La température monte au BSF

Alors que la canicule et un service de sécurité des plus antipathiques ne laissent aucun répit aux festivaliers, le Mont des Arts (rempli de chez rempli) nous a offert un show… des plus chauds.

 

 

19h et après avoir perdu un temps fou dans la file pour cause de fouilles, parfois intempestives, des sacs, voilà le début du concert des Hudson. La foule est déjà bien présente sur le Mont des Arts pour 45 minutes de rock bien nourries. Ça sonne assez rock américain et le public en redemande. Sur scène, ça tire un peu la gueule, heureusement le bassiste en rajoute trois couches, faisant le salut militaire, applaudissant le public ou levant le poing en l’air. Cool. Leurs morceaux laissent pas mal de place aux  riffs, les guitares crient, plus que le public (et heureusement). C’est aussi toujours un plaisir de voir jouer Damien Sorée, déjà batteur pour les Elvis Black Stars. Un peu dommage néanmoins qu’on ait pas vraiment bien entendu les paroles des morceaux, les instruments jouant beaucoup top fort. A la fin de leur concert, les musiciens reviennent pour jeter des t-shirts du groupe dans la foule. Très très chouette initiative, surtout qu’il s’en vendait juste à côté de la scène.

 

 

 

Le concert des Hudson aura aussi été l’occasion de découvrir la nouvelle coiffure de Rémy, l’homme aux seins, personnage bien connu des amateurs du BIFFF ou des nuits bruxelloises.

 

 

 

 

L’occasion aussi de rechercher Cassandra.
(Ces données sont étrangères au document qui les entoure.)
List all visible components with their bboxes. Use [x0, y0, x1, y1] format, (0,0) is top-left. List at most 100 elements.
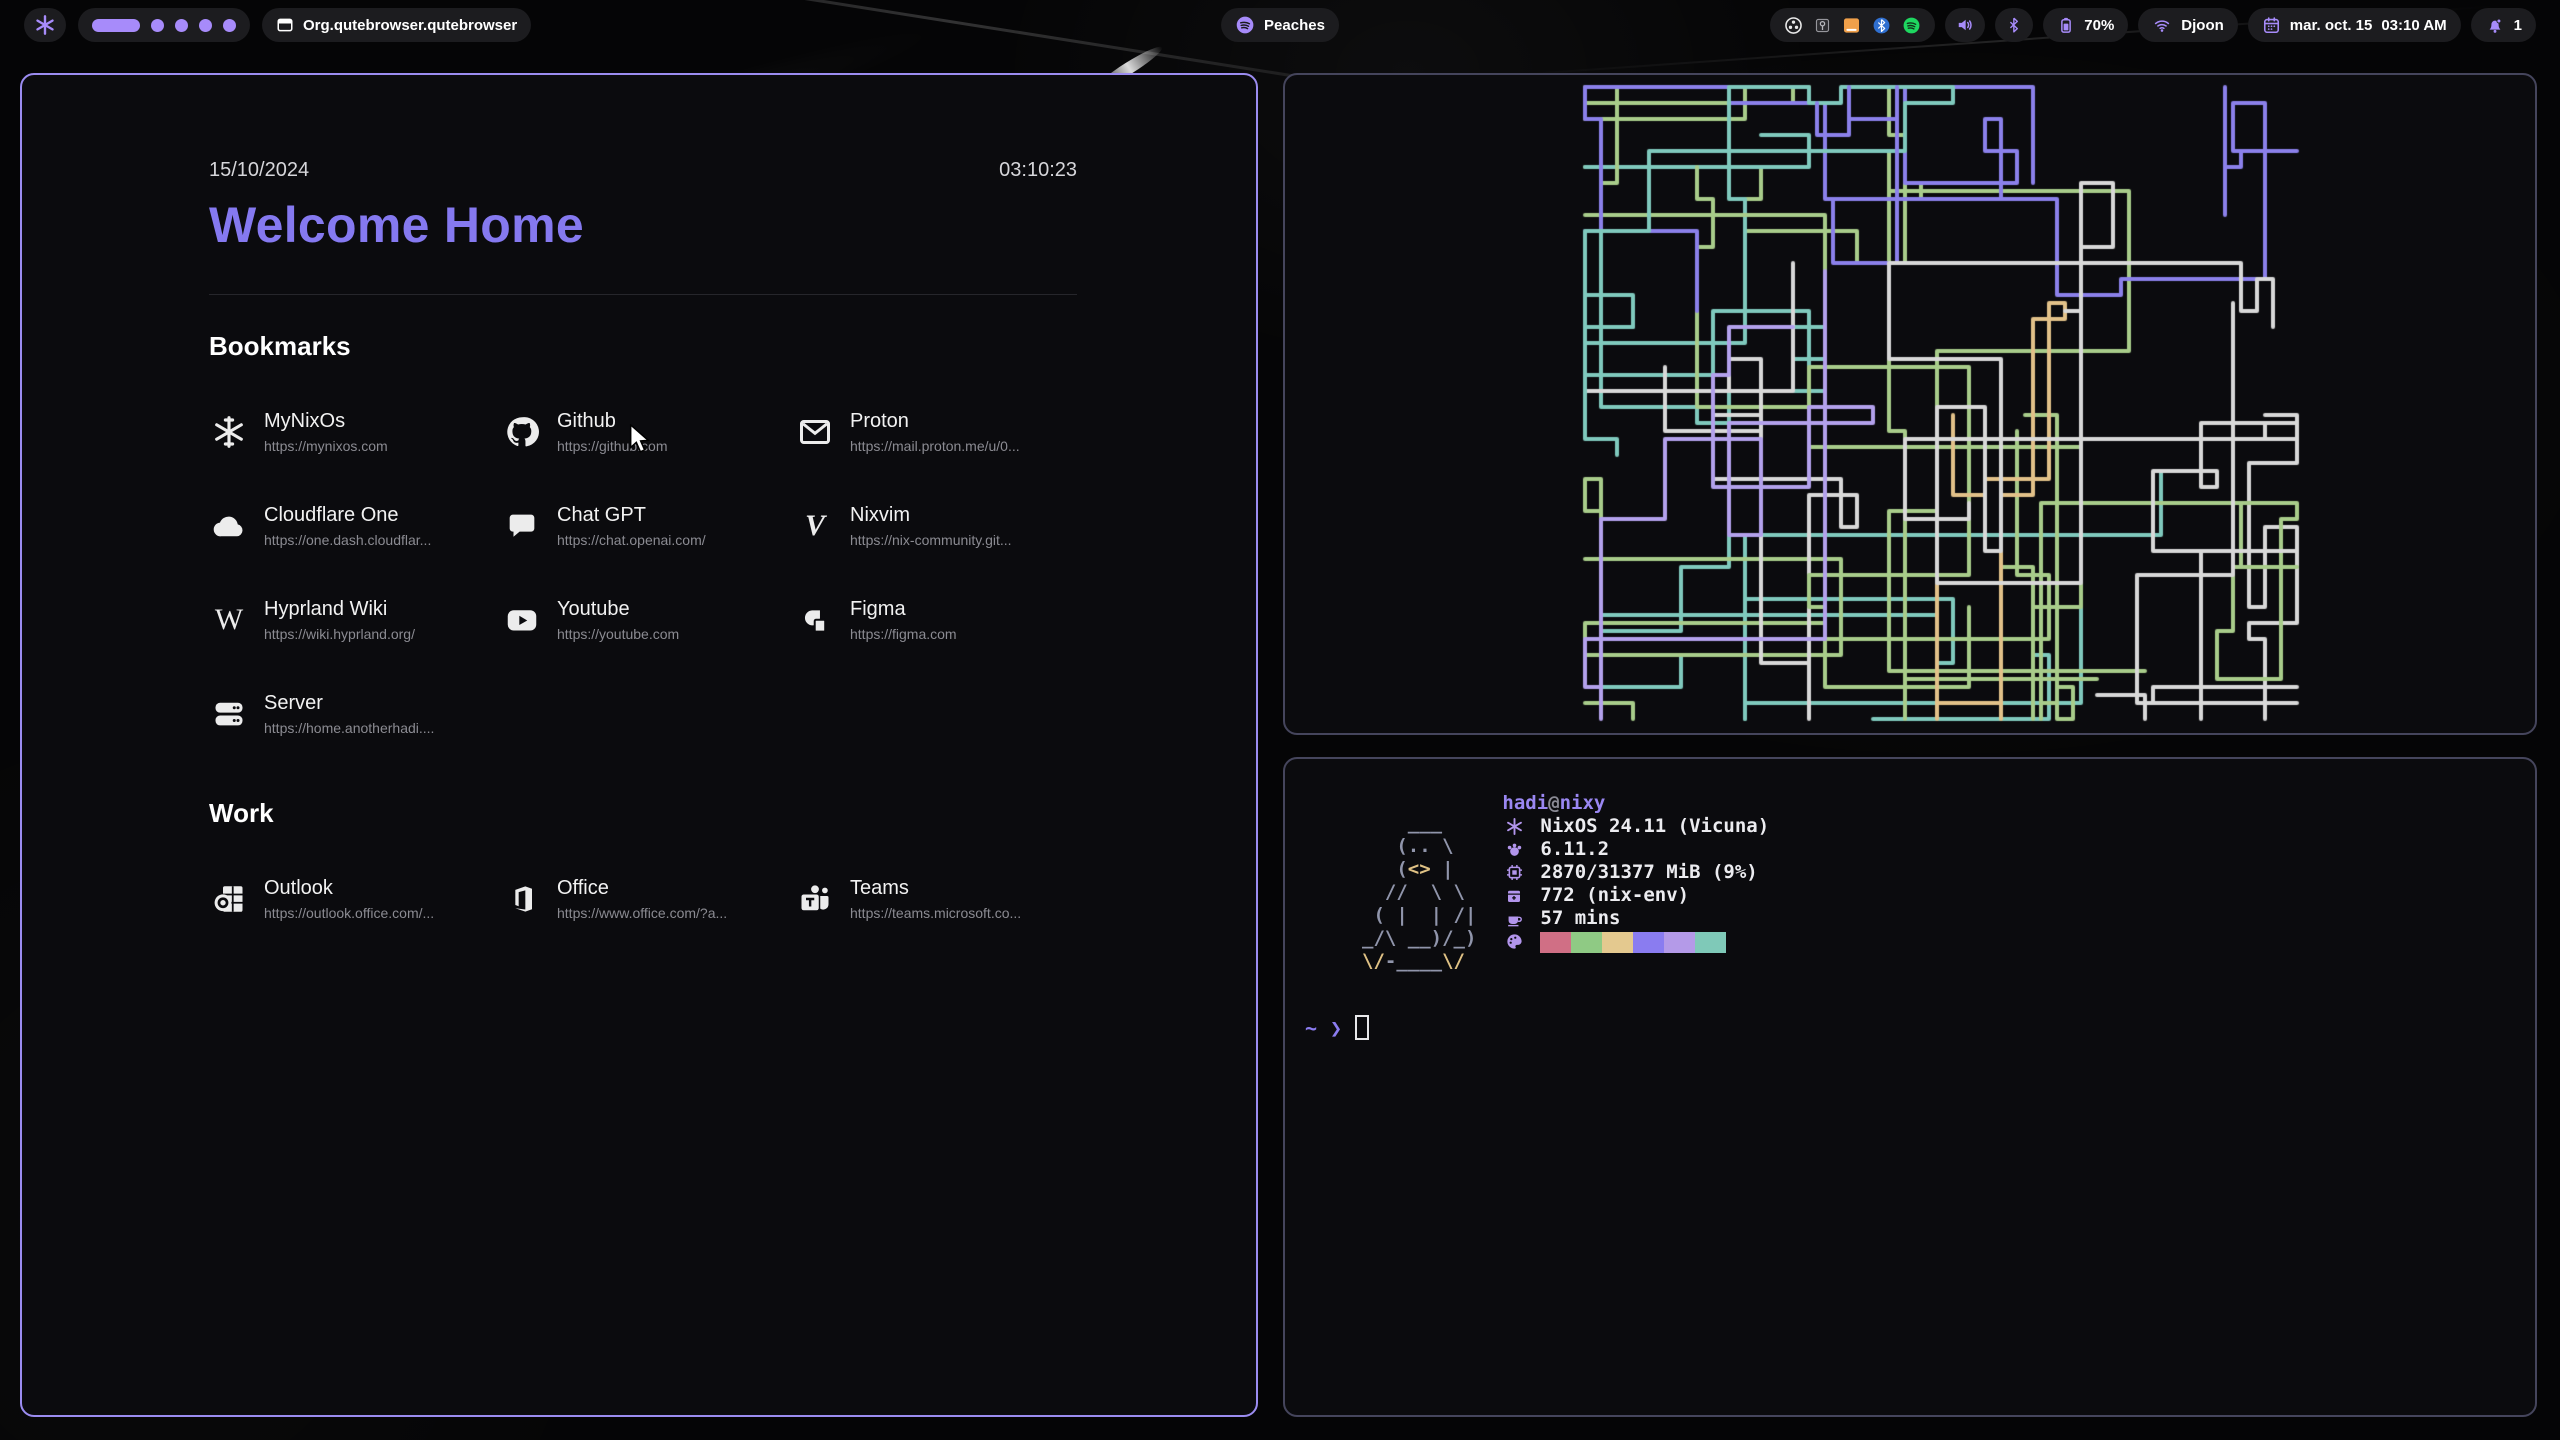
prompt-cwd: ~ [1305, 1016, 1317, 1040]
palette-row [1502, 930, 1769, 953]
bookmark-mynixos[interactable]: MyNixOs https://mynixos.com [209, 404, 502, 460]
bookmark-figma[interactable]: Figma https://figma.com [795, 592, 1077, 648]
figma-icon [795, 603, 835, 637]
workspace-1[interactable] [92, 19, 140, 32]
bookmark-youtube[interactable]: Youtube https://youtube.com [502, 592, 795, 648]
chat-bubble-icon [502, 509, 542, 543]
fastfetch-terminal-window: ___ (.. \ (<> | // \ \ ( | | /| _/\ __)/… [1283, 757, 2537, 1417]
bell-icon [2485, 15, 2505, 35]
workspace-2[interactable] [151, 19, 164, 32]
volume-widget[interactable] [1945, 8, 1985, 42]
startpage-content: 15/10/2024 03:10:23 Welcome Home Bookmar… [209, 75, 1077, 927]
clock-time: 03:10 AM [2381, 17, 2446, 34]
nixvim-v-icon: V [795, 509, 835, 543]
media-track-label: Peaches [1264, 17, 1325, 34]
network-widget[interactable]: Djoon [2138, 8, 2238, 42]
terminal-color-palette [1540, 932, 1726, 953]
snowflake-icon [1502, 817, 1526, 836]
page-title: Welcome Home [209, 196, 1077, 254]
server-icon [209, 696, 249, 732]
wifi-icon [2152, 16, 2172, 34]
clock-widget[interactable]: mar. oct. 15 03:10 AM [2248, 8, 2461, 42]
bookmark-cloudflare-one[interactable]: Cloudflare One https://one.dash.cloudfla… [209, 498, 502, 554]
palette-swatch [1695, 932, 1726, 953]
prompt-symbol: ❯ [1330, 1016, 1342, 1040]
bookmark-teams[interactable]: Teams https://teams.microsoft.co... [795, 871, 1077, 927]
spotify-icon [1235, 15, 1255, 35]
workspaces-widget [78, 8, 250, 42]
palette-swatch [1571, 932, 1602, 953]
memory-chip-icon [1502, 863, 1526, 882]
palette-icon [1502, 932, 1526, 951]
workspace-3[interactable] [175, 19, 188, 32]
palette-swatch [1664, 932, 1695, 953]
active-window-title: Org.qutebrowser.qutebrowser [303, 17, 517, 34]
tux-ascii-art: ___ (.. \ (<> | // \ \ ( | | /| _/\ __)/… [1362, 812, 1476, 973]
battery-percent: 70% [2084, 17, 2114, 34]
spotify-tray-icon[interactable] [1902, 16, 1921, 35]
mail-envelope-icon [795, 414, 835, 450]
keepassxc-tray-icon[interactable] [1814, 17, 1831, 34]
kernel-row: 6.11.2 [1502, 838, 1769, 861]
palette-swatch [1602, 932, 1633, 953]
wikipedia-w-icon: W [209, 603, 249, 637]
bookmark-chatgpt[interactable]: Chat GPT https://chat.openai.com/ [502, 498, 795, 554]
startpage-date: 15/10/2024 [209, 159, 309, 182]
package-icon [1502, 887, 1526, 905]
workspace-5[interactable] [223, 19, 236, 32]
bookmarks-heading: Bookmarks [209, 331, 1077, 362]
active-window-pill[interactable]: Org.qutebrowser.qutebrowser [262, 8, 531, 42]
outlook-icon [209, 881, 249, 917]
speaker-icon [1955, 15, 1975, 35]
files-tray-icon[interactable] [1842, 16, 1861, 35]
bookmarks-grid: MyNixOs https://mynixos.com Github https… [209, 404, 1077, 742]
startpage-time: 03:10:23 [999, 159, 1077, 182]
nixos-logo-icon [34, 14, 56, 36]
bookmark-outlook[interactable]: Outlook https://outlook.office.com/... [209, 871, 502, 927]
clock-date: mar. oct. 15 [2290, 17, 2373, 34]
kernel-icon [1502, 840, 1526, 859]
battery-widget[interactable]: 70% [2043, 8, 2128, 42]
workspace-indicators[interactable] [92, 19, 236, 32]
github-icon [502, 414, 542, 450]
bookmark-hyprland-wiki[interactable]: W Hyprland Wiki https://wiki.hyprland.or… [209, 592, 502, 648]
battery-icon [2057, 15, 2075, 35]
workspace-4[interactable] [199, 19, 212, 32]
calendar-icon [2262, 16, 2281, 35]
system-tray [1770, 8, 1935, 42]
obs-tray-icon[interactable] [1784, 16, 1803, 35]
nixos-snowflake-icon [209, 414, 249, 450]
status-right-group: 70% Djoon mar. oct. 15 03:10 AM 1 [1770, 8, 2536, 42]
fastfetch-output: ___ (.. \ (<> | // \ \ ( | | /| _/\ __)/… [1362, 792, 1769, 973]
launcher-button[interactable] [24, 8, 66, 42]
pipes-canvas [1285, 75, 2535, 733]
status-bar: Org.qutebrowser.qutebrowser Peaches [0, 6, 2560, 44]
memory-row: 2870/31377 MiB (9%) [1502, 861, 1769, 884]
bookmark-server[interactable]: Server https://home.anotherhadi.... [209, 686, 502, 742]
coffee-cup-icon [1502, 909, 1526, 928]
os-row: NixOS 24.11 (Vicuna) [1502, 815, 1769, 838]
bookmark-proton[interactable]: Proton https://mail.proton.me/u/0... [795, 404, 1077, 460]
bluetooth-icon [2005, 16, 2023, 34]
notifications-widget[interactable]: 1 [2471, 8, 2536, 42]
media-player-pill[interactable]: Peaches [1221, 8, 1339, 42]
notification-count: 1 [2514, 17, 2522, 34]
palette-swatch [1540, 932, 1571, 953]
divider [209, 294, 1077, 295]
youtube-icon [502, 602, 542, 638]
bookmark-nixvim[interactable]: V Nixvim https://nix-community.git... [795, 498, 1077, 554]
work-grid: Outlook https://outlook.office.com/... O… [209, 871, 1077, 927]
bookmark-office[interactable]: Office https://www.office.com/?a... [502, 871, 795, 927]
window-icon [276, 16, 294, 34]
terminal-cursor [1355, 1015, 1369, 1040]
hostname: nixy [1560, 792, 1606, 814]
bluetooth-widget[interactable] [1995, 8, 2033, 42]
user-host-line: hadi@nixy [1502, 792, 1769, 815]
pipes-terminal-window [1283, 73, 2537, 735]
network-ssid: Djoon [2181, 17, 2224, 34]
bluetooth-manager-tray-icon[interactable] [1872, 16, 1891, 35]
qutebrowser-window: 15/10/2024 03:10:23 Welcome Home Bookmar… [20, 73, 1258, 1417]
teams-icon [795, 881, 835, 917]
palette-swatch [1633, 932, 1664, 953]
shell-prompt[interactable]: ~ ❯ [1305, 1015, 1369, 1040]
D’ailleurs si vous la retrouvez, vous ferez des heureux.

 

 

20h30,  le concert des Gush se joue déjà devant un Mont des Arts super plein. Le soleil se couche sur Bruxelles, et sur leurs sonorités joyeuses, très Scissor Sisters dans leurs bons jours.

 

 

 

 

 

 

 

La nuit est tombée pour le concert des Shaka Ponk mais dans la fosse devant la scène, toujours pas de répit, il doit faire 1000 degrés (au moins). Le public se bouscule, jump, et balance du poing en l’air. Il faut dire que le groupe français a de l’énergie à revendre. Dédicace au musicien au synthétiseur, très viking dans son style et au bassiste dont on a quasi pas vu le visage. Le head banging, c’est bien ! Tout le long du concert, des images sont diffusées sur un écran circulaire derrière eux, dont celles de la mascotte du groupe: Mr. Goz, un petit singe virtuel.

 

 

 

 

 

 

 

 

 

 

 

 

 

 

 

Sex ball, I’m Picky, Let’s bang, les Shaka Pong balancent un son mélange rock, métal, electro et hip-hop. Le résultat ? Une furieuse envie de bouger. La chanteuse a même été jusqu’à imiter Beyoncé (« J’adore faire ça« ), en se tripotant les seins et en criant des « Oh oui, j’aime la scène« , des plus ressemblants ! Mais ce n’était pas Beyoncé qu’on était venu voir, et heureusement, on a pu profiter d’un long rappel, dans lequel ils n’ont pas oublié leur single très connu, My name is stain. C’est la nuit, mais la chaleur est pire qu’en plein après-midi.